The per-dimension final_dimensions scores exist for diagnostics: to understand where a model is strong or weak. They do not determine the top-level score.


Deterministic signals

Deterministic checks still produce per-dimension summaries. A check tagged with dimensions: [task, process] contributes evidence to both those dimensions. If the check passes the dimension gets 10.0; if it fails, 0.0. The deterministic dimension score is the average across all checks tagged to that dimension.

Check errors are excluded and generate a warning.


Hard expectation failure

If a deterministic check that maps to task fails, that is strong evidence that the task was not completed and the judge sees it in the evaluation packet.

Hard expectations in test.yaml (expectations.hard_expectations) are presented to the judge as part of the evaluation target and influence the judge's own assessment, but they do not mechanically cap scores on their own.


Aggregating repetitions

When run_repetitions > 1, the workflow runs each case multiple times and stores a separate RunArtifact and FinalEvaluationResult per repetition.
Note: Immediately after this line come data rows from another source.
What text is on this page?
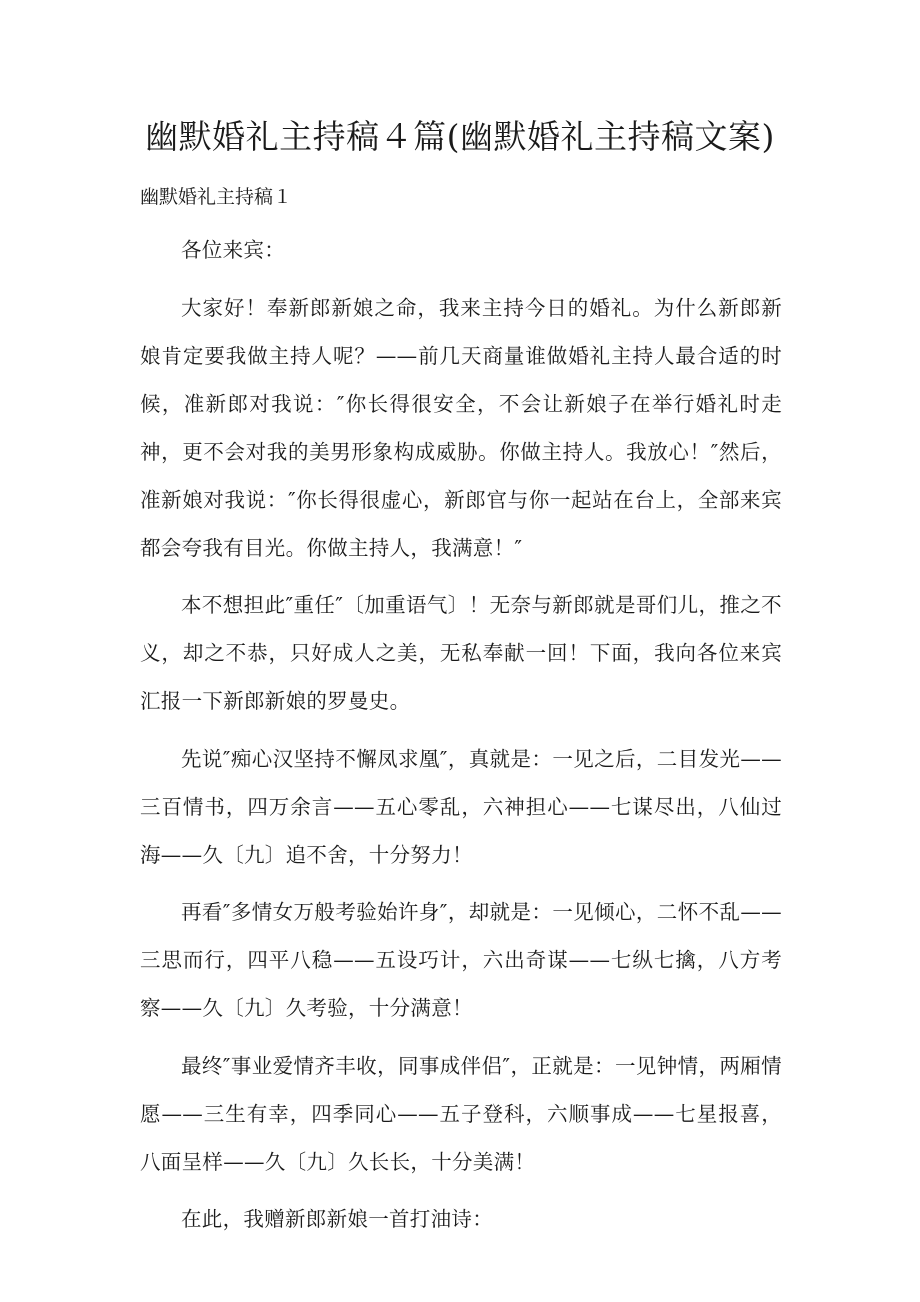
幽默婚礼主持稿４篇(幽默婚礼主持稿文案)

幽默婚礼主持稿１

各位来宾：

大家好！奉新郎新娘之命，我来主持今日的婚礼。为什么新郎新娘肯定要我做主持人呢？——前几天商量谁做婚礼主持人最合适的时候，准新郎对我说：″你长得很安全，不会让新娘子在举行婚礼时走神，更不会对我的美男形象构成威胁。你做主持人。我放心！″然后，准新娘对我说：″你长得很虚心，新郎官与你一起站在台上，全部来宾都会夸我有目光。你做主持人，我满意！″

本不想担此″重任″〔加重语气〕！无奈与新郎就是哥们儿，推之不义，却之不恭，只好成人之美，无私奉献一回！下面，我向各位来宾汇报一下新郎新娘的罗曼史。

先说″痴心汉坚持不懈凤求凰″，真就是：一见之后，二目发光——三百情书，四万余言——五心零乱，六神担心——七谋尽出，八仙过海——久〔九〕追不舍，十分努力！

再看″多情女万般考验始许身″，却就是：一见倾心，二怀不乱——三思而行，四平八稳——五设巧计，六出奇谋——七纵七擒，八方考察——久〔九〕久考验，十分满意！

最终″事业爱情齐丰收，同事成伴侣″，正就是：一见钟情，两厢情愿——三生有幸，四季同心——五子登科，六顺事成——七星报喜，八面呈样——久〔九〕久长长，十分美满！

在此，我赠新郎新娘一首打油诗：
The CLI and report aggregate them:

  • final_score → mean of available scores across repetitions
  • per-dimension scores → mean per dimension
  • token usage and cost → sum across repetitions
  • latency → mean across repetitions

This gives a more reliable estimate of model behaviour at the cost of additional token spend.


Inspecting the result

The final result records three useful views side by side:

  • judge_dimensions — the judge's 0–10 scores per dimension
  • deterministic_dimensions — the deterministic summaries per dimension when checks are mapped there
  • final_dimensions — the reported dimension scores, which mirror the judge scores

Cost-quality tradeoff

Every FinalEvaluationResult is associated with a UsageSummary that records:

  • run_cost_usd — cost of the subject run (model tokens)
  • evaluation_cost_usd — cost of the judge calls
  • total_cost_usd — sum of both

Use pae report --output json to get the structured breakdown, or look at the TOTAL_COST column in the terminal output. The optional score/cost PNG chart plots this relationship visually for all models in the campaign.